When I say I understand, what I mean is I can understand what he's saying, but I don't agree, and I can feel it making me a little angry.

I'll have to be the one with baby and ds so Ill have to be washing and sterilising again and also feeding in a way that I don't want to.

I'll also have to go through the nurses asking me to breastfeeding and refusing again, while this time feeling upset because it's what I want.

So no, I won't take this and we will be discussing it.
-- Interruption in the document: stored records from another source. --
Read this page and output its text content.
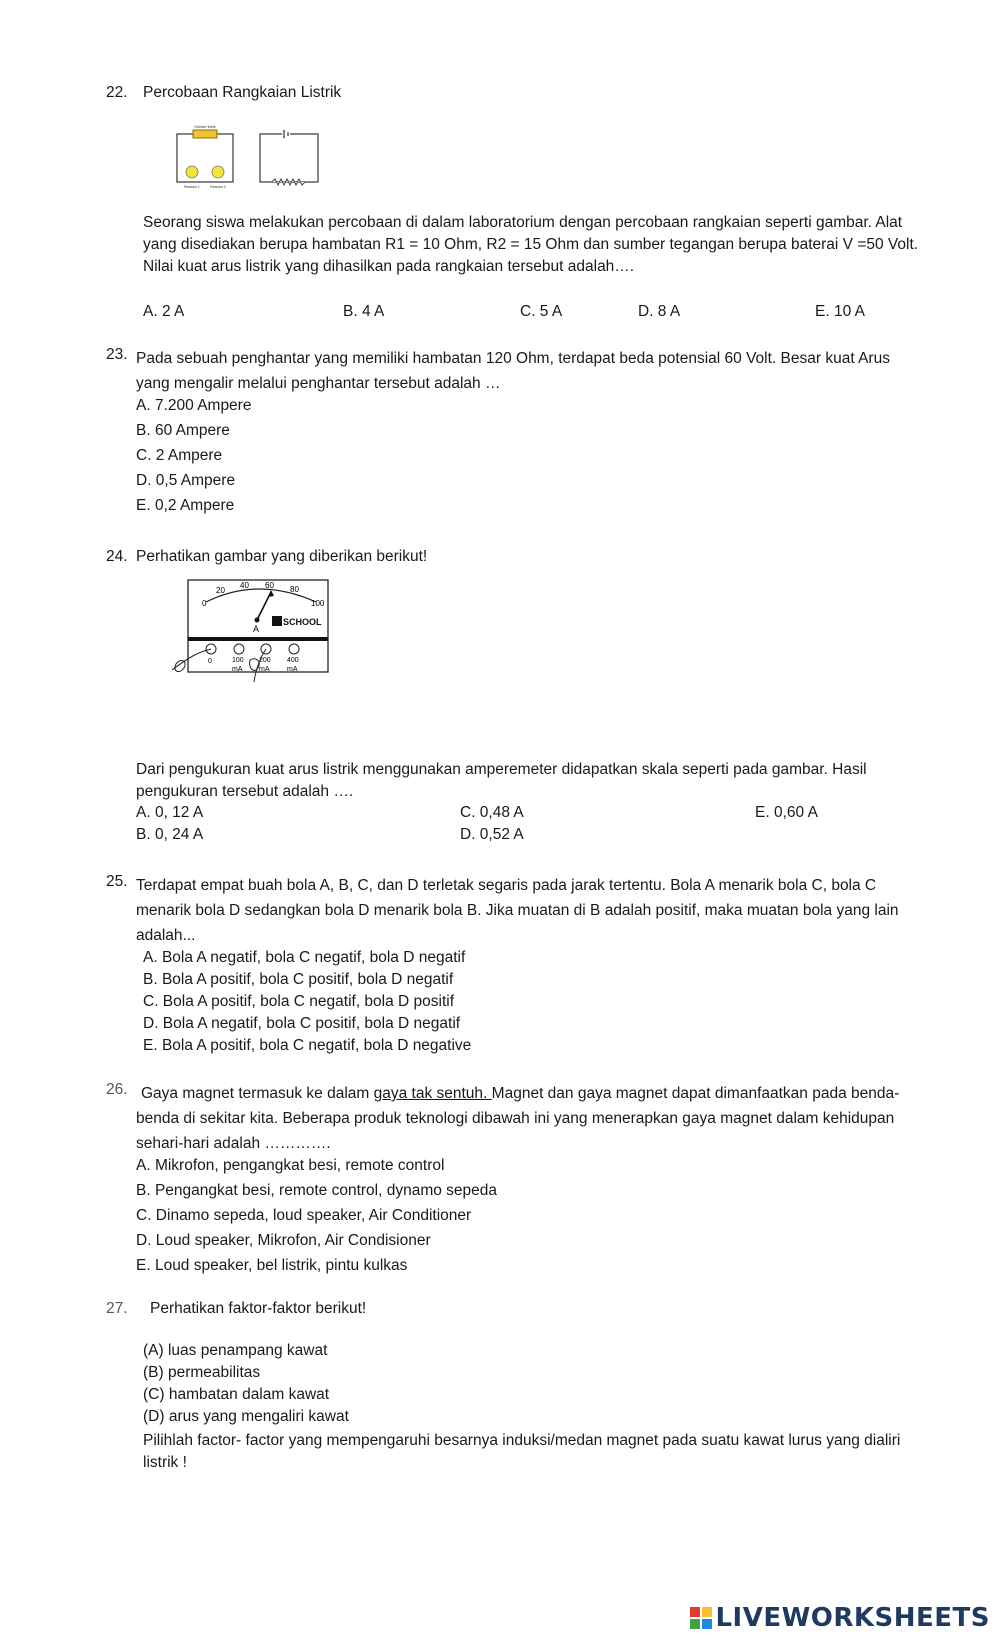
22. Percobaan Rangkaian Listrik
Sumber listrik
Resistor 1	Resistor 2
Seorang siswa melakukan percobaan di dalam laboratorium dengan percobaan rangkaian seperti gambar. Alat yang disediakan berupa hambatan R1 = 10 Ohm, R2 = 15 Ohm dan sumber tegangan berupa baterai V =50 Volt. Nilai kuat arus listrik yang dihasilkan pada rangkaian tersebut adalah….
A. 2 A	B. 4 A	C. 5 A	D. 8 A	E. 10 A
23. Pada sebuah penghantar yang memiliki hambatan 120 Ohm, terdapat beda potensial 60 Volt. Besar kuat Arus yang mengalir melalui penghantar tersebut adalah …
A. 7.200 Ampere
B. 60 Ampere
C. 2 Ampere
D. 0,5 Ampere
E. 0,2 Ampere
24. Perhatikan gambar yang diberikan berikut!
0
20
40 60 80
100
A
SCHOOL
0	100 200 400
mA mA	mA
Dari pengukuran kuat arus listrik menggunakan amperemeter didapatkan skala seperti pada gambar. Hasil pengukuran tersebut adalah ….
A. 0, 12 A
B. 0, 24 A
C. 0,48 A
D. 0,52 A
E. 0,60 A
25. Terdapat empat buah bola A, B, C, dan D terletak segaris pada jarak tertentu. Bola A menarik bola C, bola C menarik bola D sedangkan bola D menarik bola B. Jika muatan di B adalah positif, maka muatan bola yang lain adalah...
A. Bola A negatif, bola C negatif, bola D negatif
B. Bola A positif, bola C positif, bola D negatif
C. Bola A positif, bola C negatif, bola D positif
D. Bola A negatif, bola C positif, bola D negatif
E. Bola A positif, bola C negatif, bola D negative
26. Gaya magnet termasuk ke dalam gaya tak sentuh. Magnet dan gaya magnet dapat dimanfaatkan pada benda-benda di sekitar kita. Beberapa produk teknologi dibawah ini yang menerapkan gaya magnet dalam kehidupan sehari-hari adalah ………….
A. Mikrofon, pengangkat besi, remote control
B. Pengangkat besi, remote control, dynamo sepeda
C. Dinamo sepeda, loud speaker, Air Conditioner
D. Loud speaker, Mikrofon, Air Condisioner
E. Loud speaker, bel listrik, pintu kulkas
27. Perhatikan faktor-faktor berikut!
(A) luas penampang kawat
(B) permeabilitas
(C) hambatan dalam kawat
(D) arus yang mengaliri kawat
Pilihlah factor- factor yang mempengaruhi besarnya induksi/medan magnet pada suatu kawat lurus yang dialiri listrik !
LIVEWORKSHEETS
And surprising dp is never usually like this, and he's not as young as me either!

OP posts:
Mumoftwoyoungkids · 29/01/2018 12:41

You also need to put your ds in care for 6years because he got you to yourself for 6 years so the baby should too.

Or you could adopt a sensible rational “best we can with what we’ve got” for both children.

FWIW I think it is more important to bf a second child as they spend their lives surrounded by germ factories (ie older siblings!) and so their immune systems need all the help it can get.

NeedMoreSleepOrSugar · 29/01/2018 12:42

What a load of nonsense. You'll have to have a boy too, otherwise the baby will have a uterus and ds won't - it's not fair! Hmm

Seriously, that's the silliest reason for not bfing I've ever heard.

To be fair to your dp, it sounds like this might be more to do with worry about the affect having a second child will have on the family dynamic, which is normal. Your dc1 will be fine, he'll know he's loved and still the centre of both your worlds (along with his sibling). He won't give two hoots as to how he or the baby is fed, really.

Quartz2208 · 29/01/2018 12:43

There are many advantages to being number 1. There are as well to being number 2, the biggest of which is that as parents you learn what does and doesn't work for you the first time round and you make changes the next time

Trinity66 · 29/01/2018 12:43

His logic is ridiculous, your DS is not going to care whether he was or wasn't BF. It's just so stupid

LoniceraJaponica · 29/01/2018 12:45

There is no need to "discuss" it. You just do what is right for you and the baby.